La conga orientale a pour sa part subi les influences musicales d'Haïti, d'où sont venus à la faveur de la révolution, des milliers d'émigrants. Ainsi ses tambours, dont le rôle est fondamental dans les congas de Santiago de Cuba, diffèrent-ils par la forme et par l'usage des tambours utilisés dans les congas de la partie occidentale de l'île. Certaines des plaques de fer percutées dans les régions orientales constituent d'autres particularités de la conga orientale, tout comme l'usage du cornet chinois, chargé d'ajouter une touche d'originalité à l'ensemble. Les variations que produisent les tambours, les plaques de fer et, en particulier, la grosse caisse — la "galette folklorique" — marquent également nombre de différences: elles sont plus syncopées, notamment... et le pas des danseurs suit en conséquence.

Cette conga, qui s'est rapidement installée dès la fin de l'esclavage au coeur du carnaval (et parfois dans les salles de fêtes des Congo), retrouve une vigueur nouvelle lorsqu'elle est introduite dans les milieux politiques. Sa force musicale et sa capacité de rassemblement par le biais des danses collectives furent utilisées par les partisans en lutte. La chambolena, cette conga éternelle qu'apporte Rigoberto Leyva de ses terres de Villares, à la tête d'une bunga en 1917 à La Havane, fui suivie par les masses libérales comme un véritable hymne.

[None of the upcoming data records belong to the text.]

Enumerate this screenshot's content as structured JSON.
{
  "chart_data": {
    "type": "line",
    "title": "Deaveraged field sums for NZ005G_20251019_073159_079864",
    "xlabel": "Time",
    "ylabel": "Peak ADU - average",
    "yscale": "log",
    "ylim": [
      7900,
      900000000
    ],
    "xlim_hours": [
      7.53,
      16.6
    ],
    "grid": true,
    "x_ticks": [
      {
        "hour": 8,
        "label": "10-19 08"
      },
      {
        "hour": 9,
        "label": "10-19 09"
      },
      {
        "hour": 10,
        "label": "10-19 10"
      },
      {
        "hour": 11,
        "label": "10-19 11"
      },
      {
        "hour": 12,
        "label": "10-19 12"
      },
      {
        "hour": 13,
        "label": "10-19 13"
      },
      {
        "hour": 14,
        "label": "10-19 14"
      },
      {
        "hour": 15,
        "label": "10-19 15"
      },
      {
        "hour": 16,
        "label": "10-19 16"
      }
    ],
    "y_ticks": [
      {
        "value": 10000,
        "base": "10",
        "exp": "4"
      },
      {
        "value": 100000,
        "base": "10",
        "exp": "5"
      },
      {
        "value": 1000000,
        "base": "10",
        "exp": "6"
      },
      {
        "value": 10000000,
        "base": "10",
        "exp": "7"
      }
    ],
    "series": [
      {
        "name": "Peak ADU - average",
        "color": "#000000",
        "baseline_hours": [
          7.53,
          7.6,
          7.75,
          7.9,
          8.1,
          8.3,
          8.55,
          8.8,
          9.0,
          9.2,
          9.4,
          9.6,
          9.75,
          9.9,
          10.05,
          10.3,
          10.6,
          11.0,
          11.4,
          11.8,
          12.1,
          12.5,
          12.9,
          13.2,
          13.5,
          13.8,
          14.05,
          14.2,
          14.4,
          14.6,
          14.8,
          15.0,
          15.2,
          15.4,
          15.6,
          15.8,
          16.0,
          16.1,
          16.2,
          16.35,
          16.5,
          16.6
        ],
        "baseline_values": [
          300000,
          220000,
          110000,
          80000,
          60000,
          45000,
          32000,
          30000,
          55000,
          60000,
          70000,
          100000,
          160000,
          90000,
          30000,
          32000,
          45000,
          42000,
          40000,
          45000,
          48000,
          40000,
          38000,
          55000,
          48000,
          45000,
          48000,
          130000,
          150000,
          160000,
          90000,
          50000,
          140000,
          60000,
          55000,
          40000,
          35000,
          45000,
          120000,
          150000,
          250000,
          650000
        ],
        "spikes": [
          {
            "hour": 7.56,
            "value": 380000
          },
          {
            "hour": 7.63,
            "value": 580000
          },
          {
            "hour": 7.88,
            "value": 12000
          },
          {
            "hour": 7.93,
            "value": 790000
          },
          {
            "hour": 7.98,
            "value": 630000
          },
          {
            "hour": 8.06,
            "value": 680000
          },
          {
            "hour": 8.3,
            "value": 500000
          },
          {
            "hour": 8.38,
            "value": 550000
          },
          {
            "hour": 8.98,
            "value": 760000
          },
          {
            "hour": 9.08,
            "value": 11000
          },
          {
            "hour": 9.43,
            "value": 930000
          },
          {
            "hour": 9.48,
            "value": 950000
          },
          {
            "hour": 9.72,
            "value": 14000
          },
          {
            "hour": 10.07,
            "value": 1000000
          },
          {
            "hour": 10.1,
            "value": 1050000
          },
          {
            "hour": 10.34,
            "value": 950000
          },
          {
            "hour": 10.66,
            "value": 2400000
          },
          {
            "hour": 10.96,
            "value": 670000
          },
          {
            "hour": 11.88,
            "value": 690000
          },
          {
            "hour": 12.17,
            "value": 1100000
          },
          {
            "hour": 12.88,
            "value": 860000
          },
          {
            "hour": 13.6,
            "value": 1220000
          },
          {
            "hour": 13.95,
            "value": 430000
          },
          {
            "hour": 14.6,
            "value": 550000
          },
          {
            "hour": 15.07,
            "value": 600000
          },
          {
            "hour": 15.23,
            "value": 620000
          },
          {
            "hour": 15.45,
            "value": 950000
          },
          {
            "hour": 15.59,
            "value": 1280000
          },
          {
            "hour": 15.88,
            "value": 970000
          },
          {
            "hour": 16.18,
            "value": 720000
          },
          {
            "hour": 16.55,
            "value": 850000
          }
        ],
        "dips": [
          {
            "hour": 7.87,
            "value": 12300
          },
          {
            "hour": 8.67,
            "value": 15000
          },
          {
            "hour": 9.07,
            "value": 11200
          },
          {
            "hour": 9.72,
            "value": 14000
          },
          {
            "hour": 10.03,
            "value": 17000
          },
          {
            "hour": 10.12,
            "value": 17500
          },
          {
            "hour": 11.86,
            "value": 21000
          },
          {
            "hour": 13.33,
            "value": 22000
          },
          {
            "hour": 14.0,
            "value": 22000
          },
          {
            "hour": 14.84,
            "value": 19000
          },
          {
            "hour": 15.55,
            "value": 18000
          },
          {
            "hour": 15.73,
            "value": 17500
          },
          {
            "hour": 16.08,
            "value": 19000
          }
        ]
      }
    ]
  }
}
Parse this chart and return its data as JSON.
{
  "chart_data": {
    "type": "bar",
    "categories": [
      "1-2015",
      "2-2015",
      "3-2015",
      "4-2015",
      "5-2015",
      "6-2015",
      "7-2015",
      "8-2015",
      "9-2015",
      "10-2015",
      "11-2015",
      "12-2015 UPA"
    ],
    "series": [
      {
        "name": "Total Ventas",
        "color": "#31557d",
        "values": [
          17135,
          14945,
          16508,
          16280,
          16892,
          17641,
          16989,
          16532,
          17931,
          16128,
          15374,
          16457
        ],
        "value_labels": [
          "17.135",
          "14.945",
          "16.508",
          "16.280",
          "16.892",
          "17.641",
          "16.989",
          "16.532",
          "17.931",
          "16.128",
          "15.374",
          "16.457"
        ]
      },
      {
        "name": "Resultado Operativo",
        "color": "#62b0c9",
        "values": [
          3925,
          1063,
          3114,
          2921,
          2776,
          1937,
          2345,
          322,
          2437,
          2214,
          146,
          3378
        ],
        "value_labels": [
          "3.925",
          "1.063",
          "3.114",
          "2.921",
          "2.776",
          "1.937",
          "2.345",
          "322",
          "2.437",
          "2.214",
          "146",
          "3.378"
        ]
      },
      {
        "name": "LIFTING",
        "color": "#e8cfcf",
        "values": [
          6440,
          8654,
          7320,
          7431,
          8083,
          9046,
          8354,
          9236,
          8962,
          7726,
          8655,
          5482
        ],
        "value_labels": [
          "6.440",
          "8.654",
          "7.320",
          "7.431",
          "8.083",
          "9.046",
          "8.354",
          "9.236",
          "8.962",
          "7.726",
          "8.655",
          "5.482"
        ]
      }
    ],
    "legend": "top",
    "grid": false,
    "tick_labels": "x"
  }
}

Le rythme de la conga faisait danser les milliers de personnes participant aux fêtes traditionnelles telles que les bastringues de Rejucal ou les soirées de Noël, et servait de support musical aux mascarades du carnaval de La Havane (Le mouchard, Les pâtissières, Les dandys, Les compositeurs, Les marquis, La sultane, Les jardinières, Les va-nu-pieds), de Santiago de Cuba (Le cocoye, Carabalí Isuama, Carabalí Oluggo, La Kimona, Les trous, Saint Augustin, Le grand pas, L'apparence) et de nombreuses autres villes. Mais c'est à partir de 1928 que la conga cubaine reñccedil;oit sa consécration internationale. Introduite à Paris et New York par Eliseo Grenet, elle est diffusée par les orchestres de Xavier Cugat et de Machito et ses Afro-cubains, avant d'envahir les discothèques, le cinéma, la radio et le théâtre. Cette conga très élaborée produira des succès tels que Uno, dos y tres de Rafael Ortiz, ou Para vigo me voy d'Ernesto Lecuona. Dans les années soixante, elle se mélangera à d'autres formes folkloriques et donnera le rythme mozambique conñccedil;u par Pedro lzquierdo, dit Pello Afrocán. Aujourd'hui, avec son cortège d'instruments, sa structure dansante, son rythme endiablé et son chant contagieux, elle est toujours vivante dans notre musique.


    Notes

    1. ORTIZ, Fernando. La Africanía de la música folklórica de Cuba, La Habana, Letras Cubanas, 1993, 363 p.; ORTIZ, Fernando. Los instrumentos de la música afrocubana, La Habana, Cardenas (5 voll.), 1952-1955.

    2. CARPENTIER, Alejo. La musique à Cuba (trad. de l'espagnol par René L.-F. DURAND), Paris, Gallimard, 1985, 311 p.